Opie had his knee surgery and it was very successful. I quickly established a regular pattern of visiting times. I was astonished by two things: how quickly he recovered and the care he was receiving. Opie’s incision healed very quickly, he was watched carefully for any sign of infection and immediately began to go through the doggie equivalent of rehab. There are quite a few steps in our house and I wanted to be certain Opie would have no difficulty going anywhere in his house he wanted to go.

The staff at the UT Veterinary Medical Center is very invested in their animal patients. Over the next six weeks, it became absolutely obvious that everyone there truly cares about each and every one of the animals in their safekeeping.

Opie’s staff cuddled with him and gave him constant attention; the doctors checked him regularly and the staffers supervising his rehab handled him both expertly and gently. Each time I visited Opie, I was given a detailed progress report. It was not merely medicine, but medicine administered with a big dollop of affection and understanding.

In all candor, Opie could not have received better care and treatment anywhere. The folks at the UT Veterinary Medical Center treat their patients just as we would if we only had the necessary skills.
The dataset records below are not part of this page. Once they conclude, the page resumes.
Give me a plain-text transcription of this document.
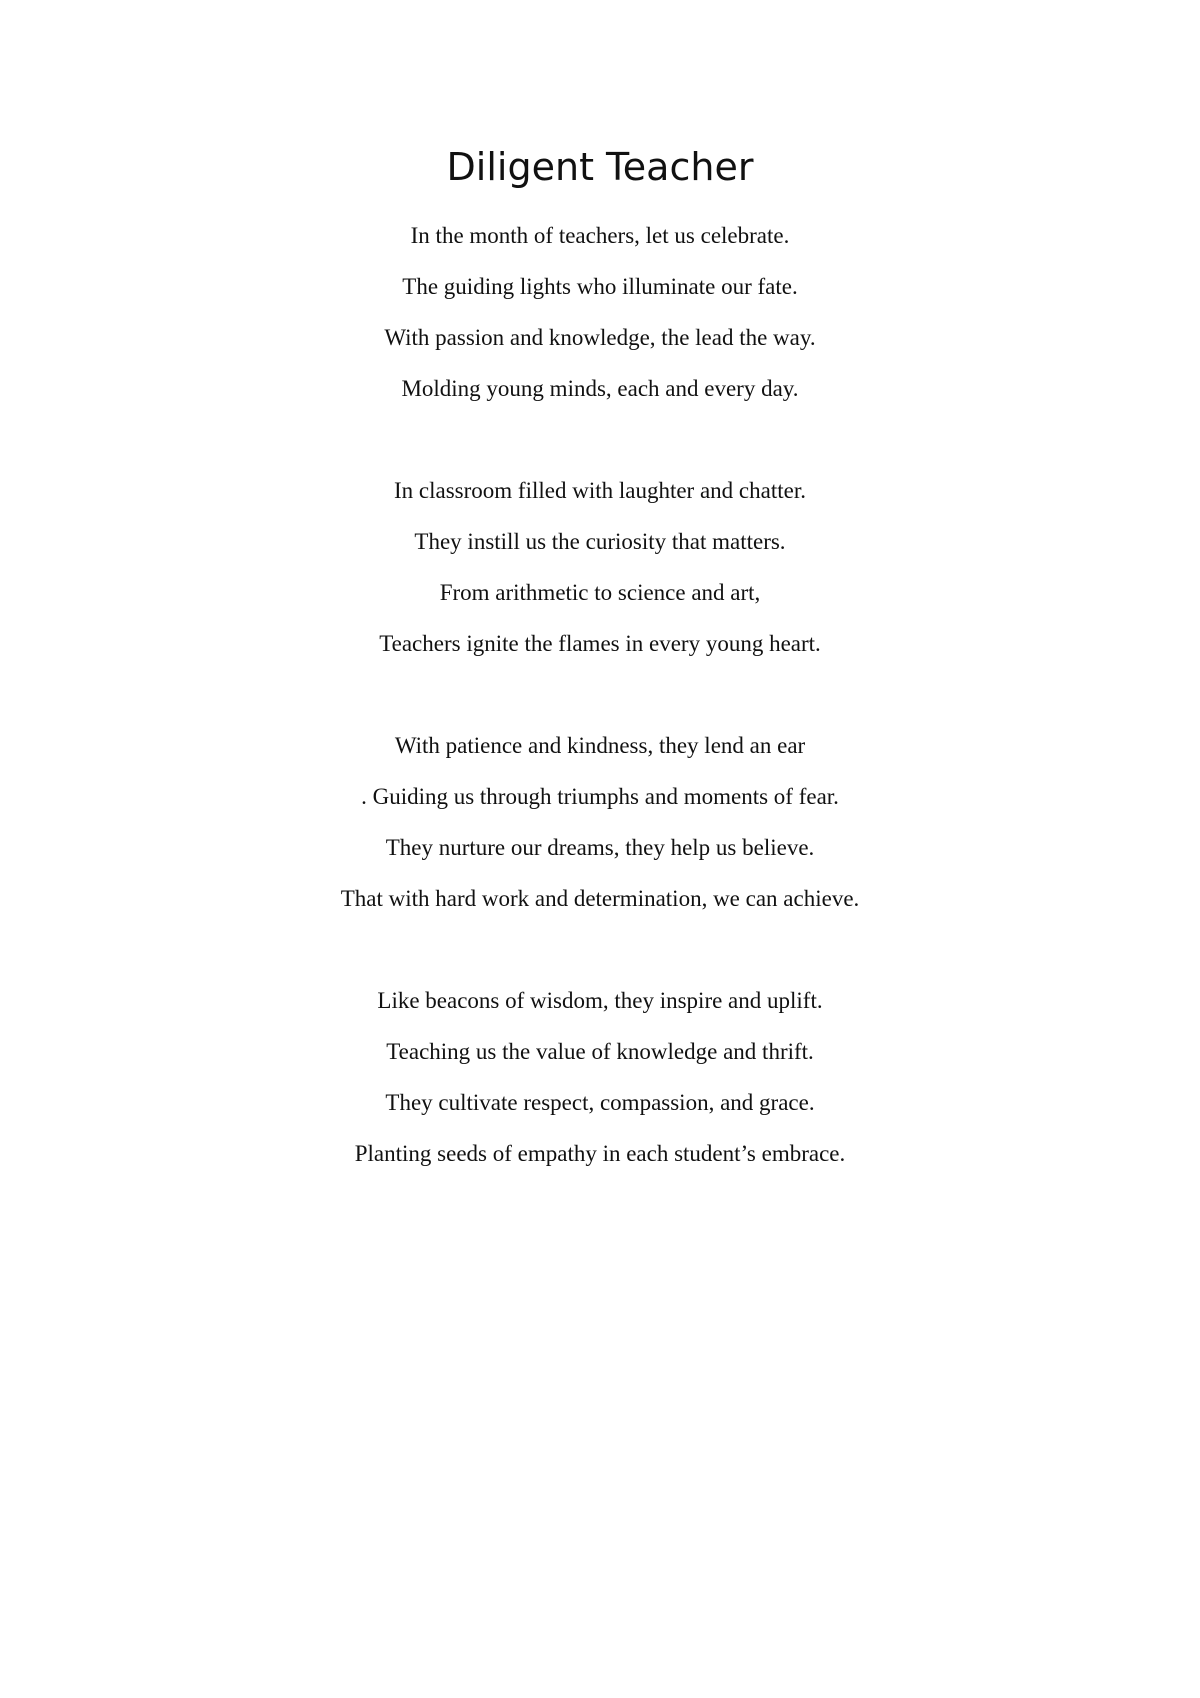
Diligent Teacher
In the month of teachers, let us celebrate.
The guiding lights who illuminate our fate.
With passion and knowledge, the lead the way.
Molding young minds, each and every day.
In classroom filled with laughter and chatter.
They instill us the curiosity that matters.
From arithmetic to science and art,
Teachers ignite the flames in every young heart.
With patience and kindness, they lend an ear
. Guiding us through triumphs and moments of fear.
They nurture our dreams, they help us believe.
That with hard work and determination, we can achieve.
Like beacons of wisdom, they inspire and uplift.
Teaching us the value of knowledge and thrift.
They cultivate respect, compassion, and grace.
Planting seeds of empathy in each student’s embrace.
I’ve been so impressed I’ve told my wife Kim that if I have to go to the hospital, I want to be taken to the UT Veterinary Medical Center. If your pet needs some very special treatment, I would tell you without hesitation to try the UT Veterinary Medical Center.

You may well think this column is an advertorial, and perhaps it is, but I can assure you, it’s not for payment. It’s out of repayment and pure old-fashioned gratitude.

Opie and I and our entire family thank you UT Veterinary Medical Center!